The prediction class will try to predict the values on the given options.
//Prediction.php
namespace App\Helpers\PDFReader\Prediction;
class Prediction
{
   public function __construct($header_data)
   {
      $this->headerData = $header_data;
   }
   public function getOptionByKey($key, $options){
      if($key === ''){
         return;
      }
      if(!empty($options)){
         foreach($options as $option){
            if(isset($option['key'])){
               if($option['key'] == $key){
                  return $option;
                  break;
               }
             }
          } 
      }
   }
   public function customerSupplierData($key, $options)
   {
      return $this->matchStrictPattern($key, $options);
   }
   public function staticData($key, $options)
   {
      $maximum = $this->getMaximum($options);
      if($total = $this->getTotal($key, $maximum)) return $total;
      if($tax = $this->getTax($key, $maximum, $options)) return $tax;
      if($subTotal = $this->getSubTotal($key, $maximum, $options)) return $subTotal;
      return $this->processStrictPatterns($key, $options);
   }
   private function processStrictPatterns($key, $options)
   {
      if($matchTerm = $this->matchTerm($key, $options)){
         return $matchTerm;
      }
     return $this->matchStrictPattern($key, $options);
   }
   private function matchStrictPattern($key, $options)
   {
      foreach($options as $option)
         foreach($this->headerData as $header)
            if($header->field == $key)
               if(isset($header->patterns))
                  foreach($header->patterns as $pattern)
                     if($pattern->type == PdfPattern::STRICT_PATTERN)
                        if(preg_match($pattern->pattern, $option['value']))
                           return $option;
                           break;
                        }
    }
   private function matchTerm($key, $options)
   {
         $output = [];
         foreach($options as $option)
           if(isset($this->headerData[$key]['strict_patterns']))
              foreach($this->headerData[$key]['strict_patterns'] as $pattern)
                 if(str_contains($pattern, "{{term}}"))

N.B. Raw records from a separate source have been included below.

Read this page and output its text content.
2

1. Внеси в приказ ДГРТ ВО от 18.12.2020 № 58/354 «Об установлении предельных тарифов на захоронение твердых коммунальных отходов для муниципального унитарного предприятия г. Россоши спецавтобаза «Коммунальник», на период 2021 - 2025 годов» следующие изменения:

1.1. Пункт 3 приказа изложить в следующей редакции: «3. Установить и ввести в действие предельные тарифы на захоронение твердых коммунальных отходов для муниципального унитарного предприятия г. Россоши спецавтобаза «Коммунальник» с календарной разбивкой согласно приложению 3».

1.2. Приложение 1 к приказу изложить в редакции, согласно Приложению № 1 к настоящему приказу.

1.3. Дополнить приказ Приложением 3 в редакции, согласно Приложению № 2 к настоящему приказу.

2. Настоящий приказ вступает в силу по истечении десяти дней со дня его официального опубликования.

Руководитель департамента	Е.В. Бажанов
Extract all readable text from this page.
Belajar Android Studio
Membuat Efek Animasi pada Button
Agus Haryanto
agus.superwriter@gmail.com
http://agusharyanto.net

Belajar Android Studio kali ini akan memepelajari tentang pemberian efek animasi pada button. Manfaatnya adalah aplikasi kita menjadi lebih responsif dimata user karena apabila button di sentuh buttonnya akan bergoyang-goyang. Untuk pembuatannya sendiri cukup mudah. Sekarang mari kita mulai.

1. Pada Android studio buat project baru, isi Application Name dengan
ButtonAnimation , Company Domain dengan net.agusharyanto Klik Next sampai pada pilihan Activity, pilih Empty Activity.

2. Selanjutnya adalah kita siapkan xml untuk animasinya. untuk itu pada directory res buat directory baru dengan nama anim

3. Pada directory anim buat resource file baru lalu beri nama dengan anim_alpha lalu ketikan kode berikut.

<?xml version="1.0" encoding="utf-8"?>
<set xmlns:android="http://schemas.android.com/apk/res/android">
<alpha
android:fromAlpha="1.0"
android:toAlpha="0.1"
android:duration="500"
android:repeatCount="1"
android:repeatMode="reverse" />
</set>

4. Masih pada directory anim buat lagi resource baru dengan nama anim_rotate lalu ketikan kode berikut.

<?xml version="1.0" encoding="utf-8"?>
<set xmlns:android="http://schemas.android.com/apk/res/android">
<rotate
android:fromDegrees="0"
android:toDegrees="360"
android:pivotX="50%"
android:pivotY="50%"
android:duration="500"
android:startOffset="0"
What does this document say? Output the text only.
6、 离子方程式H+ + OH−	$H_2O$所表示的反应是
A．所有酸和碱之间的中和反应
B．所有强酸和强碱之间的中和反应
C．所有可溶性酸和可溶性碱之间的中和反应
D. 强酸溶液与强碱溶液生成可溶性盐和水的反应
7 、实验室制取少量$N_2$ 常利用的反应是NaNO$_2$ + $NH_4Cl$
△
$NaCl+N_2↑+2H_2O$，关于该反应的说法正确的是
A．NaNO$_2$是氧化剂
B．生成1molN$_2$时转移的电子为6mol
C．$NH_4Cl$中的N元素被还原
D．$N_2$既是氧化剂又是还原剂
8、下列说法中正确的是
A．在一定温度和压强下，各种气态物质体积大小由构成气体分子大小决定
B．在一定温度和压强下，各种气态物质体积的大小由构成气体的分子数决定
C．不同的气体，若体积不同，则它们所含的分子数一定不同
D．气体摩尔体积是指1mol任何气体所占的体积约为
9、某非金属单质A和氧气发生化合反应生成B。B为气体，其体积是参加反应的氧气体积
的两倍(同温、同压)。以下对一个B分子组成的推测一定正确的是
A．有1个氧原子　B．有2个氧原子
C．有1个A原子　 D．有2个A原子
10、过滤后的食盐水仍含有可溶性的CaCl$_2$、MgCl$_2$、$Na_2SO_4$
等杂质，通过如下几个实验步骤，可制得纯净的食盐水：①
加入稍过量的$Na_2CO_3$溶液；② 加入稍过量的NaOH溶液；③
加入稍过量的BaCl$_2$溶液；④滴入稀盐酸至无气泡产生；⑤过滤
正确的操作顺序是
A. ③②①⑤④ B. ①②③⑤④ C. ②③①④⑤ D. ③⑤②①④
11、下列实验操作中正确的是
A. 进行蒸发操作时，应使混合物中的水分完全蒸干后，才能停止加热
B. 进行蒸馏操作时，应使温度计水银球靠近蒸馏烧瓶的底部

                    foreach($this->headerData[$key]['terms'] as $term){
                       $pattern = str_replace('{{term}}', $term, $pattern);
                       if(preg_match($pattern, trim($option['value']))){
                          $output = $option;
                       }
                     }
         return $output;
   }
   private function getTotal($key, $maximum)
   {
       if($key == 'total'){
           if($maximum){
               return $maximum;
           }
      }
   }
   private function getTax($key, $maximum, $options)
   {
        if($key == 'tax'){
             $target = (int) $maximum['value'] * .20;
             if($tax = $this->getClosest($target, $options)){
                 return $tax;
             }
       }
   }
   private function getSubTotal($key, $maximum, $options)
   {
       if($key == 'sub_total'){
          if(isset($maximum['value'])){
              $target = (int) $maximum['value'] * .20;
              if($tax = $this->getClosest($target, $options)){
                  $target = (int) $maximum['value'] - (int) $tax['value'];
                  if($subTotal = $this->getClosest($target, $options)){
                     return $subTotal;
                  }
              }
           }
       }
   }
   private function getMaximum($options)
   {
       $max = 0;
       $prediction = [];
       foreach($options as $option){
          if((int) $option['value'] > $max){
              $max = (int) $option['value'];
              $prediction = $option;
          }
       }
       if($max > 0){
           return $prediction;
       }
    }

    private function getClosest($search, $options) {
        $closest = null;
        $prediction = [];
        foreach ($options as $option) {
            $value = (int) $option['value'];
            $target = (int) $search;
            if ($closest === null || abs($target - $closest) > abs($value - $target)) {
                $closest = $value;
                $prediction = $option;
             }
        }
         return $prediction;
    }
}

That's it. Hope it will help somebody.